Along with these changes, print design tools which had been originally released in the 80s and 90s, and the ecosystems built around them, tried their best to adapt to an entirely new set of needs.
Most did this by adding new piecemeal digital design features on top of old print design features, which led to some pretty messy and much harder to learn tools. Of course, that was always only a partial solution, so we designers were still often forced to work directly in code for that which print design software couldn’t handle.
Instead of being an awesome way to release someone’s ideas, like they had been in print’s past, these apps — their hacks to try and look like digital design software — became obstacles to digital designers.
So moving the clock forward, these apps’ over-complication then lead to the rise of alternative apps focused on being good in specific niches.
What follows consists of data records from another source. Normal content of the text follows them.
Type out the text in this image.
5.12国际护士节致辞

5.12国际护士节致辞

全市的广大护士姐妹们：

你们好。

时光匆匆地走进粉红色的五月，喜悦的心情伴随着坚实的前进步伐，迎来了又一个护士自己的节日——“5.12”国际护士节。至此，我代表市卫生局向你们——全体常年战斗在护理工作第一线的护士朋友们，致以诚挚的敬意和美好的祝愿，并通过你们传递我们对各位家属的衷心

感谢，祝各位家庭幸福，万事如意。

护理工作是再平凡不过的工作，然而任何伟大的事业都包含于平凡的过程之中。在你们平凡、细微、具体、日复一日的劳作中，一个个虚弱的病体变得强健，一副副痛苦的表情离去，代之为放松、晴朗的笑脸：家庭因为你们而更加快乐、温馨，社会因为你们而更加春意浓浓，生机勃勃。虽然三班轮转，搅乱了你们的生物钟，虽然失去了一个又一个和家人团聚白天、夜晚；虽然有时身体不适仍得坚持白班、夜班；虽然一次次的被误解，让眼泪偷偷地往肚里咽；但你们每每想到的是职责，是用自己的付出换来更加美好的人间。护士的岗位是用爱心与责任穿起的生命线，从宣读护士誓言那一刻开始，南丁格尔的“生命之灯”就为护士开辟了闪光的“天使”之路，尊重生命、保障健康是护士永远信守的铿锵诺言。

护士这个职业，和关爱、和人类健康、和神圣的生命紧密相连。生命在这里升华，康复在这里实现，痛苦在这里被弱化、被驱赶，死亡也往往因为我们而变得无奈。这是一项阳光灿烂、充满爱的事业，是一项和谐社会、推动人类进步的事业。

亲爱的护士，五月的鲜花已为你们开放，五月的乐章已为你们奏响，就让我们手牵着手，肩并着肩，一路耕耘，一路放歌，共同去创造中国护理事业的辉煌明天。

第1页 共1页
Slimmed down app versions of print design software, or niche apps build on top of print design imports to solve new problems posed by digital design.
Need to design screens for your app? Sketch, Figma, and Adobe XD, and InVision Studio have slimmed-out the unnecessary complicated bits from print design software. Prototyping? GrabPrinciple, or Flinto, or Framer if you’re comfortable in code. Collaboration and handoffs? Try InVision, Zeplin, Abstract, or a host of others. They’ll plug in and sit on top of your print design software just fine.
This list goes on depending on your workflow, where you work, and who you work with. But these niche tools sitting on top of print design software, and their workflows, of course generated a lot of new problems while still leaving many of digital design’s most important problems still unsolved.
So many of us had to turn to code, and wear both hats as we design. Print design software on the one hand, and translating this into real digital design directly in code on the other.
Code works, but it’s incredibly cumbersome and time consuming to build digital design directly in code. It stifles the Creative Process. And besides, the argument that we have to work in code just really doesn’t make sense. The real answer in digital design,is not code but intuitive and accessible visual tools, like it is and always has been in every Creative Software category.
Future of design tools — where are we headed?
So if everything’s so broken, what’s out there that could possibly change it? Where do we need to go?
Some believe that the answer is to put the features of all existing design apps (those built on top of print software), into just one products. In recent updates, numerous editors have added the Cloud and Prototyping features of their niche competitors.
Don’t get me wrong — these apps are a big step forward from what we used just a few years ago, but I believe we really should do something to ditch the ideas that were born more than 30 years ago. It’s time to leave all of this behind and build something that’s truly meant for the needs of digital design, leaving print design software from the 80’s in the past. No more fixed artboards or layouts, no more stateless elements, no more struggling with responsiveness or components systems that actually scale – we need a tool for creating responsive and adaptive designs.
In the last 30 years, the design tools have gone through quite a change, but not as much as they should have. Last decade should have been all about designing real digital interfaces with responsiveness, interactions, and all. Instead, we’ve been given nothing but hack upon hack layered on top of our parents’ print design software.
It’s well-past time for change. There’s no more time for waiting, let’s start working with tools for the digital design generation.
The good news is that it’s almost here.